Cette semaine nous a donné droit à un «Bébé Web» à l'américaine. Selon toutes vraisemblances, Ron Harris a embobiné la quasi-totalité de la presse américaine avec son site Ron's Angels où il prétend vendre aux enchères des ovules de mannequins.

À l'origine, huit mannequins devaient être disponibles. Malheureusement pour Ron Harris, cinq d'entre elles ont dû se désister. D'après la version officielle, ces cinq demoiselles ont abandonné le projet devant le tollé de protestation soulevé par la publication du projet dans les médias.

Selon Clay Shirky, un professeur en nouveaux médias au Hunter College, qui a pris la peine de s'abonner (au coût de 24,95$ US) à Ron's Angels pour en avoir le coeur net, les cinq «mannequins» étaient trop facilement reconnaissables. Celles-ci ont toutes posé pour un autre site de Ron Harris, au nom un peu plus explicite cette fois: www.eroticboxoffice.com. Ron Harris est aussi propriétaire du site sweet18.com.

Pour Clay Shirky, tout ce à quoi donne accès l'abonnement est une photo du visage des trois «mannequins» et à une description de détails aussi cruciaux que la grandeur de leur brassière et leur statut civil. Il n'y aurait pas de formulaire permettant de placer une mise, pas plus qu'il n'y a de logiciel ou de script permettant de le faire. Pour placer une enchère, il faut lire les petits caractères au bas de la page et y trouver ceci: «To bid: Please email us at cs@ronsangels.com» («Pour miser: envoyez un courriel à cs@ronsangels.com»). Shirky dit avoir envoyé plusieurs mises à partir de différentes adresses de courriel et n'avoir rien reçu.

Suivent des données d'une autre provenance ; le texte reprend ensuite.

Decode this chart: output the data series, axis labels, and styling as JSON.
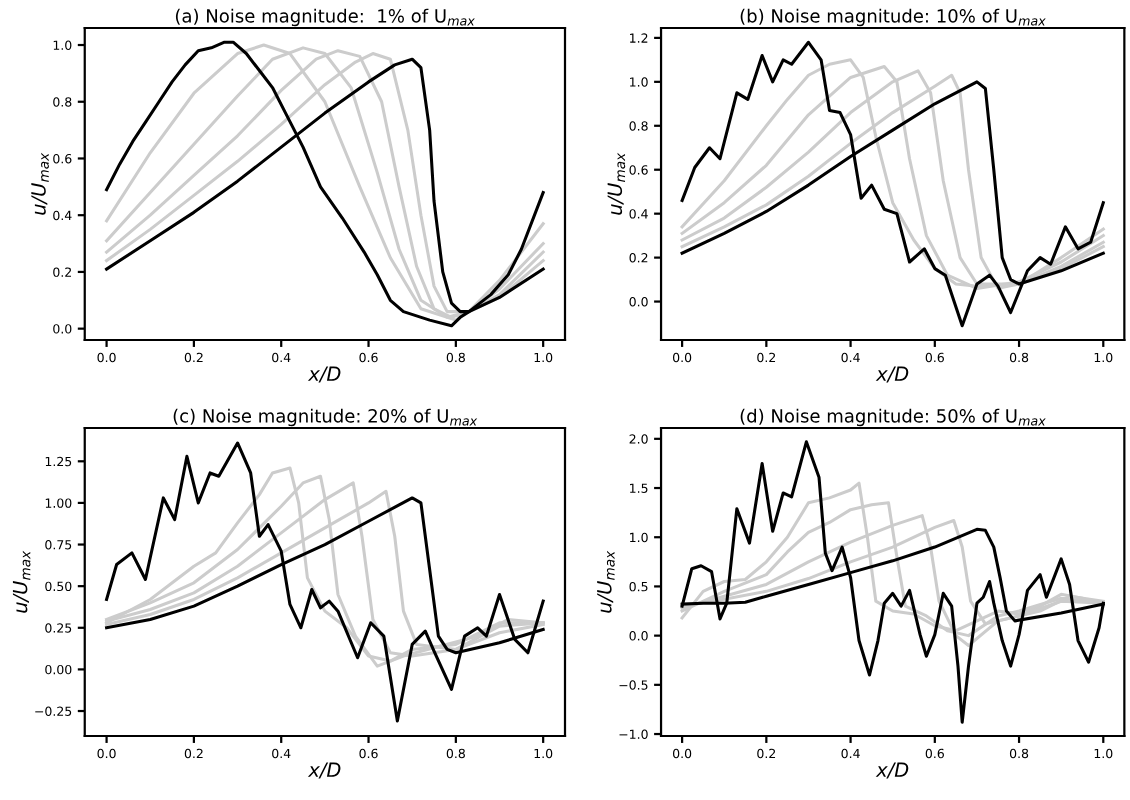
{
  "chart_data": [
    {
      "type": "line",
      "title": "(a) Noise magnitude:  1% of U$_{max}$",
      "xlabel": "x/D",
      "ylabel": "u/U$_{max}$",
      "xlim": [
        -0.05,
        1.05
      ],
      "ylim": [
        -0.04,
        1.06
      ],
      "xticks": [
        {
          "value": 0,
          "label": "0.0"
        },
        {
          "value": 0.2,
          "label": "0.2"
        },
        {
          "value": 0.4,
          "label": "0.4"
        },
        {
          "value": 0.6,
          "label": "0.6"
        },
        {
          "value": 0.8,
          "label": "0.8"
        },
        {
          "value": 1,
          "label": "1.0"
        }
      ],
      "yticks": [
        {
          "value": 0,
          "label": "0.0"
        },
        {
          "value": 0.2,
          "label": "0.2"
        },
        {
          "value": 0.4,
          "label": "0.4"
        },
        {
          "value": 0.6,
          "label": "0.6"
        },
        {
          "value": 0.8,
          "label": "0.8"
        },
        {
          "value": 1,
          "label": "1.0"
        }
      ],
      "series": [
        {
          "color": "#cccccc",
          "x": [
            0,
            0.1,
            0.2,
            0.3,
            0.36,
            0.42,
            0.5,
            0.58,
            0.65,
            0.72,
            0.8,
            0.83,
            0.9,
            1.0
          ],
          "values": [
            0.38,
            0.62,
            0.83,
            0.97,
            1.0,
            0.97,
            0.8,
            0.5,
            0.25,
            0.07,
            0.03,
            0.06,
            0.17,
            0.37
          ]
        },
        {
          "color": "#cccccc",
          "x": [
            0,
            0.1,
            0.2,
            0.3,
            0.38,
            0.45,
            0.5,
            0.56,
            0.62,
            0.67,
            0.72,
            0.78,
            0.83,
            0.9,
            1.0
          ],
          "values": [
            0.31,
            0.48,
            0.65,
            0.82,
            0.95,
            0.99,
            0.97,
            0.85,
            0.55,
            0.28,
            0.1,
            0.04,
            0.06,
            0.14,
            0.3
          ]
        },
        {
          "color": "#cccccc",
          "x": [
            0,
            0.1,
            0.2,
            0.3,
            0.4,
            0.48,
            0.53,
            0.58,
            0.63,
            0.67,
            0.71,
            0.75,
            0.79,
            0.83,
            0.9,
            1.0
          ],
          "values": [
            0.27,
            0.4,
            0.54,
            0.68,
            0.84,
            0.95,
            0.98,
            0.96,
            0.8,
            0.5,
            0.22,
            0.07,
            0.04,
            0.06,
            0.12,
            0.27
          ]
        },
        {
          "color": "#cccccc",
          "x": [
            0,
            0.1,
            0.2,
            0.3,
            0.4,
            0.5,
            0.57,
            0.61,
            0.65,
            0.69,
            0.72,
            0.75,
            0.78,
            0.83,
            0.9,
            1.0
          ],
          "values": [
            0.24,
            0.35,
            0.47,
            0.59,
            0.72,
            0.86,
            0.94,
            0.97,
            0.95,
            0.7,
            0.4,
            0.15,
            0.06,
            0.06,
            0.11,
            0.24
          ]
        },
        {
          "color": "#000000",
          "x": [
            0,
            0.03,
            0.06,
            0.09,
            0.12,
            0.15,
            0.18,
            0.21,
            0.24,
            0.27,
            0.29,
            0.32,
            0.35,
            0.38,
            0.41,
            0.45,
            0.49,
            0.54,
            0.59,
            0.62,
            0.65,
            0.68,
            0.74,
            0.79,
            0.81,
            0.83,
            0.88,
            0.92,
            0.95,
            1.0
          ],
          "values": [
            0.49,
            0.58,
            0.66,
            0.73,
            0.8,
            0.87,
            0.93,
            0.98,
            0.99,
            1.01,
            1.01,
            0.97,
            0.91,
            0.85,
            0.76,
            0.64,
            0.5,
            0.39,
            0.27,
            0.19,
            0.1,
            0.06,
            0.03,
            0.01,
            0.04,
            0.06,
            0.12,
            0.19,
            0.28,
            0.48
          ]
        },
        {
          "color": "#000000",
          "x": [
            0,
            0.1,
            0.2,
            0.3,
            0.4,
            0.5,
            0.6,
            0.66,
            0.7,
            0.72,
            0.74,
            0.75,
            0.77,
            0.79,
            0.81,
            0.83,
            0.9,
            1.0
          ],
          "values": [
            0.21,
            0.31,
            0.41,
            0.52,
            0.64,
            0.76,
            0.87,
            0.93,
            0.95,
            0.92,
            0.7,
            0.45,
            0.2,
            0.09,
            0.06,
            0.06,
            0.11,
            0.21
          ]
        }
      ]
    },
    {
      "type": "line",
      "title": "(b) Noise magnitude: 10% of U$_{max}$",
      "xlabel": "x/D",
      "ylabel": "u/U$_{max}$",
      "xlim": [
        -0.05,
        1.05
      ],
      "ylim": [
        -0.175,
        1.245
      ],
      "xticks": [
        {
          "value": 0,
          "label": "0.0"
        },
        {
          "value": 0.2,
          "label": "0.2"
        },
        {
          "value": 0.4,
          "label": "0.4"
        },
        {
          "value": 0.6,
          "label": "0.6"
        },
        {
          "value": 0.8,
          "label": "0.8"
        },
        {
          "value": 1,
          "label": "1.0"
        }
      ],
      "yticks": [
        {
          "value": 0,
          "label": "0.0"
        },
        {
          "value": 0.2,
          "label": "0.2"
        },
        {
          "value": 0.4,
          "label": "0.4"
        },
        {
          "value": 0.6,
          "label": "0.6"
        },
        {
          "value": 0.8,
          "label": "0.8"
        },
        {
          "value": 1,
          "label": "1.0"
        },
        {
          "value": 1.2,
          "label": "1.2"
        }
      ],
      "series": [
        {
          "color": "#cccccc",
          "x": [
            0,
            0.1,
            0.2,
            0.25,
            0.3,
            0.35,
            0.4,
            0.43,
            0.46,
            0.5,
            0.55,
            0.6,
            0.65,
            0.7,
            0.8,
            0.9,
            1.0
          ],
          "values": [
            0.34,
            0.55,
            0.8,
            0.92,
            1.03,
            1.08,
            1.1,
            1.02,
            0.75,
            0.45,
            0.28,
            0.15,
            0.08,
            0.07,
            0.08,
            0.2,
            0.33
          ]
        },
        {
          "color": "#cccccc",
          "x": [
            0,
            0.1,
            0.2,
            0.3,
            0.4,
            0.48,
            0.51,
            0.54,
            0.58,
            0.63,
            0.7,
            0.8,
            0.9,
            1.0
          ],
          "values": [
            0.31,
            0.45,
            0.62,
            0.85,
            1.02,
            1.07,
            1.0,
            0.65,
            0.3,
            0.12,
            0.06,
            0.09,
            0.18,
            0.3
          ]
        },
        {
          "color": "#cccccc",
          "x": [
            0,
            0.1,
            0.2,
            0.3,
            0.4,
            0.5,
            0.56,
            0.59,
            0.62,
            0.66,
            0.7,
            0.8,
            0.9,
            1.0
          ],
          "values": [
            0.28,
            0.38,
            0.52,
            0.68,
            0.86,
            1.0,
            1.05,
            0.95,
            0.55,
            0.2,
            0.08,
            0.08,
            0.16,
            0.27
          ]
        },
        {
          "color": "#cccccc",
          "x": [
            0,
            0.1,
            0.2,
            0.3,
            0.4,
            0.5,
            0.6,
            0.64,
            0.66,
            0.68,
            0.71,
            0.75,
            0.8,
            0.9,
            1.0
          ],
          "values": [
            0.25,
            0.34,
            0.44,
            0.57,
            0.72,
            0.86,
            0.98,
            1.03,
            0.95,
            0.6,
            0.2,
            0.06,
            0.08,
            0.15,
            0.25
          ]
        },
        {
          "color": "#000000",
          "x": [
            0,
            0.03,
            0.065,
            0.09,
            0.13,
            0.156,
            0.19,
            0.215,
            0.24,
            0.26,
            0.3,
            0.33,
            0.35,
            0.375,
            0.4,
            0.425,
            0.45,
            0.48,
            0.51,
            0.54,
            0.575,
            0.6,
            0.625,
            0.665,
            0.7,
            0.73,
            0.75,
            0.78,
            0.82,
            0.85,
            0.875,
            0.91,
            0.94,
            0.97,
            1.0
          ],
          "values": [
            0.46,
            0.61,
            0.7,
            0.65,
            0.95,
            0.92,
            1.12,
            1.0,
            1.1,
            1.08,
            1.18,
            1.1,
            0.87,
            0.86,
            0.76,
            0.47,
            0.53,
            0.42,
            0.4,
            0.18,
            0.24,
            0.15,
            0.12,
            -0.11,
            0.08,
            0.12,
            0.07,
            -0.05,
            0.14,
            0.2,
            0.17,
            0.34,
            0.24,
            0.27,
            0.45
          ]
        },
        {
          "color": "#000000",
          "x": [
            0,
            0.1,
            0.2,
            0.3,
            0.4,
            0.5,
            0.6,
            0.7,
            0.72,
            0.74,
            0.76,
            0.78,
            0.8,
            0.9,
            1.0
          ],
          "values": [
            0.22,
            0.31,
            0.41,
            0.53,
            0.66,
            0.78,
            0.9,
            1.0,
            0.97,
            0.6,
            0.2,
            0.1,
            0.08,
            0.14,
            0.22
          ]
        }
      ]
    },
    {
      "type": "line",
      "title": "(c) Noise magnitude: 20% of U$_{max}$",
      "xlabel": "x/D",
      "ylabel": "u/U$_{max}$",
      "xlim": [
        -0.05,
        1.05
      ],
      "ylim": [
        -0.4,
        1.45
      ],
      "xticks": [
        {
          "value": 0,
          "label": "0.0"
        },
        {
          "value": 0.2,
          "label": "0.2"
        },
        {
          "value": 0.4,
          "label": "0.4"
        },
        {
          "value": 0.6,
          "label": "0.6"
        },
        {
          "value": 0.8,
          "label": "0.8"
        },
        {
          "value": 1,
          "label": "1.0"
        }
      ],
      "yticks": [
        {
          "value": -0.25,
          "label": "−0.25"
        },
        {
          "value": 0,
          "label": "0.00"
        },
        {
          "value": 0.25,
          "label": "0.25"
        },
        {
          "value": 0.5,
          "label": "0.50"
        },
        {
          "value": 0.75,
          "label": "0.75"
        },
        {
          "value": 1,
          "label": "1.00"
        },
        {
          "value": 1.25,
          "label": "1.25"
        }
      ],
      "series": [
        {
          "color": "#cccccc",
          "x": [
            0,
            0.1,
            0.2,
            0.25,
            0.3,
            0.35,
            0.38,
            0.42,
            0.44,
            0.46,
            0.5,
            0.55,
            0.6,
            0.65,
            0.7,
            0.8,
            0.9,
            1.0
          ],
          "values": [
            0.28,
            0.42,
            0.62,
            0.7,
            0.88,
            1.05,
            1.18,
            1.21,
            1.0,
            0.55,
            0.35,
            0.25,
            0.08,
            0.05,
            0.12,
            0.15,
            0.28,
            0.28
          ]
        },
        {
          "color": "#cccccc",
          "x": [
            0,
            0.1,
            0.2,
            0.3,
            0.4,
            0.45,
            0.49,
            0.51,
            0.53,
            0.57,
            0.62,
            0.68,
            0.75,
            0.85,
            0.92,
            1.0
          ],
          "values": [
            0.3,
            0.4,
            0.52,
            0.72,
            0.98,
            1.12,
            1.16,
            0.9,
            0.45,
            0.2,
            0.02,
            0.08,
            0.13,
            0.2,
            0.3,
            0.28
          ]
        },
        {
          "color": "#cccccc",
          "x": [
            0,
            0.1,
            0.2,
            0.3,
            0.4,
            0.5,
            0.565,
            0.585,
            0.61,
            0.65,
            0.7,
            0.8,
            0.9,
            1.0
          ],
          "values": [
            0.29,
            0.36,
            0.46,
            0.62,
            0.82,
            1.02,
            1.12,
            0.8,
            0.3,
            0.1,
            0.08,
            0.12,
            0.26,
            0.28
          ]
        },
        {
          "color": "#cccccc",
          "x": [
            0,
            0.1,
            0.2,
            0.3,
            0.4,
            0.5,
            0.6,
            0.64,
            0.66,
            0.68,
            0.71,
            0.8,
            0.9,
            1.0
          ],
          "values": [
            0.27,
            0.33,
            0.42,
            0.55,
            0.7,
            0.85,
            1.0,
            1.07,
            0.8,
            0.35,
            0.15,
            0.12,
            0.22,
            0.27
          ]
        },
        {
          "color": "#000000",
          "x": [
            0,
            0.023,
            0.058,
            0.089,
            0.13,
            0.156,
            0.184,
            0.21,
            0.237,
            0.257,
            0.3,
            0.33,
            0.35,
            0.37,
            0.4,
            0.42,
            0.445,
            0.47,
            0.49,
            0.51,
            0.53,
            0.575,
            0.605,
            0.635,
            0.666,
            0.7,
            0.73,
            0.75,
            0.79,
            0.82,
            0.85,
            0.87,
            0.9,
            0.935,
            0.965,
            1.0
          ],
          "values": [
            0.42,
            0.63,
            0.7,
            0.54,
            1.03,
            0.9,
            1.28,
            1.0,
            1.18,
            1.16,
            1.36,
            1.18,
            0.8,
            0.87,
            0.71,
            0.39,
            0.25,
            0.48,
            0.37,
            0.41,
            0.35,
            0.07,
            0.28,
            0.2,
            -0.31,
            0.15,
            0.23,
            0.11,
            -0.12,
            0.2,
            0.25,
            0.2,
            0.45,
            0.18,
            0.1,
            0.41
          ]
        },
        {
          "color": "#000000",
          "x": [
            0,
            0.1,
            0.2,
            0.3,
            0.4,
            0.5,
            0.6,
            0.7,
            0.72,
            0.74,
            0.76,
            0.78,
            0.8,
            0.9,
            1.0
          ],
          "values": [
            0.25,
            0.3,
            0.38,
            0.5,
            0.63,
            0.75,
            0.89,
            1.03,
            1.0,
            0.6,
            0.2,
            0.12,
            0.1,
            0.16,
            0.24
          ]
        }
      ]
    },
    {
      "type": "line",
      "title": "(d) Noise magnitude: 50% of U$_{max}$",
      "xlabel": "x/D",
      "ylabel": "u/U$_{max}$",
      "xlim": [
        -0.05,
        1.05
      ],
      "ylim": [
        -1.02,
        2.11
      ],
      "xticks": [
        {
          "value": 0,
          "label": "0.0"
        },
        {
          "value": 0.2,
          "label": "0.2"
        },
        {
          "value": 0.4,
          "label": "0.4"
        },
        {
          "value": 0.6,
          "label": "0.6"
        },
        {
          "value": 0.8,
          "label": "0.8"
        },
        {
          "value": 1,
          "label": "1.0"
        }
      ],
      "yticks": [
        {
          "value": -1,
          "label": "−1.0"
        },
        {
          "value": -0.5,
          "label": "−0.5"
        },
        {
          "value": 0,
          "label": "0.0"
        },
        {
          "value": 0.5,
          "label": "0.5"
        },
        {
          "value": 1,
          "label": "1.0"
        },
        {
          "value": 1.5,
          "label": "1.5"
        },
        {
          "value": 2,
          "label": "2.0"
        }
      ],
      "series": [
        {
          "color": "#cccccc",
          "x": [
            0,
            0.05,
            0.1,
            0.15,
            0.2,
            0.25,
            0.3,
            0.35,
            0.4,
            0.42,
            0.44,
            0.46,
            0.5,
            0.55,
            0.6,
            0.65,
            0.7,
            0.75,
            0.8,
            0.85,
            0.9,
            0.95,
            1.0
          ],
          "values": [
            0.18,
            0.45,
            0.55,
            0.57,
            0.75,
            1.0,
            1.35,
            1.4,
            1.48,
            1.55,
            1.0,
            0.35,
            0.25,
            0.22,
            0.1,
            0.05,
            0.15,
            0.25,
            0.22,
            0.3,
            0.42,
            0.38,
            0.3
          ]
        },
        {
          "color": "#cccccc",
          "x": [
            0,
            0.1,
            0.2,
            0.25,
            0.3,
            0.35,
            0.4,
            0.45,
            0.49,
            0.51,
            0.53,
            0.58,
            0.63,
            0.68,
            0.75,
            0.8,
            0.9,
            1.0
          ],
          "values": [
            0.25,
            0.45,
            0.62,
            0.85,
            1.05,
            1.15,
            1.28,
            1.33,
            1.35,
            0.8,
            0.3,
            0.2,
            0.05,
            0.0,
            0.2,
            0.25,
            0.38,
            0.33
          ]
        },
        {
          "color": "#cccccc",
          "x": [
            0,
            0.1,
            0.2,
            0.3,
            0.4,
            0.5,
            0.57,
            0.59,
            0.61,
            0.65,
            0.68,
            0.75,
            0.85,
            0.92,
            1.0
          ],
          "values": [
            0.28,
            0.4,
            0.52,
            0.75,
            0.95,
            1.12,
            1.22,
            0.9,
            0.35,
            0.0,
            -0.1,
            0.15,
            0.25,
            0.4,
            0.35
          ]
        },
        {
          "color": "#cccccc",
          "x": [
            0,
            0.1,
            0.2,
            0.3,
            0.4,
            0.5,
            0.6,
            0.645,
            0.665,
            0.685,
            0.72,
            0.8,
            0.9,
            1.0
          ],
          "values": [
            0.3,
            0.37,
            0.45,
            0.58,
            0.75,
            0.9,
            1.1,
            1.17,
            0.9,
            0.35,
            0.12,
            0.2,
            0.35,
            0.33
          ]
        },
        {
          "color": "#000000",
          "x": [
            0,
            0.023,
            0.045,
            0.07,
            0.09,
            0.106,
            0.13,
            0.16,
            0.19,
            0.215,
            0.24,
            0.26,
            0.295,
            0.325,
            0.34,
            0.356,
            0.38,
            0.4,
            0.42,
            0.445,
            0.465,
            0.48,
            0.5,
            0.52,
            0.54,
            0.565,
            0.58,
            0.6,
            0.62,
            0.64,
            0.655,
            0.665,
            0.68,
            0.7,
            0.715,
            0.73,
            0.74,
            0.76,
            0.78,
            0.8,
            0.82,
            0.85,
            0.865,
            0.9,
            0.92,
            0.94,
            0.965,
            0.99,
            1.0
          ],
          "values": [
            0.3,
            0.68,
            0.71,
            0.65,
            0.17,
            0.33,
            1.29,
            0.94,
            1.75,
            1.06,
            1.45,
            1.41,
            1.97,
            1.61,
            0.84,
            0.66,
            0.9,
            0.59,
            -0.05,
            -0.4,
            -0.05,
            0.33,
            0.43,
            0.3,
            0.46,
            0.01,
            -0.21,
            0.01,
            0.43,
            0.3,
            -0.31,
            -0.88,
            -0.31,
            0.33,
            0.39,
            0.55,
            0.33,
            -0.05,
            -0.31,
            0.01,
            0.46,
            0.62,
            0.39,
            0.78,
            0.52,
            -0.05,
            -0.27,
            0.08,
            0.33
          ]
        },
        {
          "color": "#000000",
          "x": [
            0,
            0.05,
            0.1,
            0.15,
            0.2,
            0.3,
            0.4,
            0.5,
            0.6,
            0.7,
            0.72,
            0.74,
            0.755,
            0.77,
            0.79,
            0.9,
            1.0
          ],
          "values": [
            0.32,
            0.33,
            0.33,
            0.34,
            0.4,
            0.52,
            0.64,
            0.76,
            0.9,
            1.08,
            1.07,
            0.9,
            0.59,
            0.25,
            0.15,
            0.23,
            0.32
          ]
        }
      ]
    }
  ]
}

«Le site a réussi a recevoir de la publicité gratuite du New York Times, de USA Today, de Reuters et de la radio publique nationale et de quelques autres en appuyant sur tous les bons boutons: on y parlait de sexe, du Web, et ça permettait aux gentils garçons de s'exprimer en disant à quel point ils étaient outrés, à quel point c'était inapproprié, etc.», explique Clay Shirky.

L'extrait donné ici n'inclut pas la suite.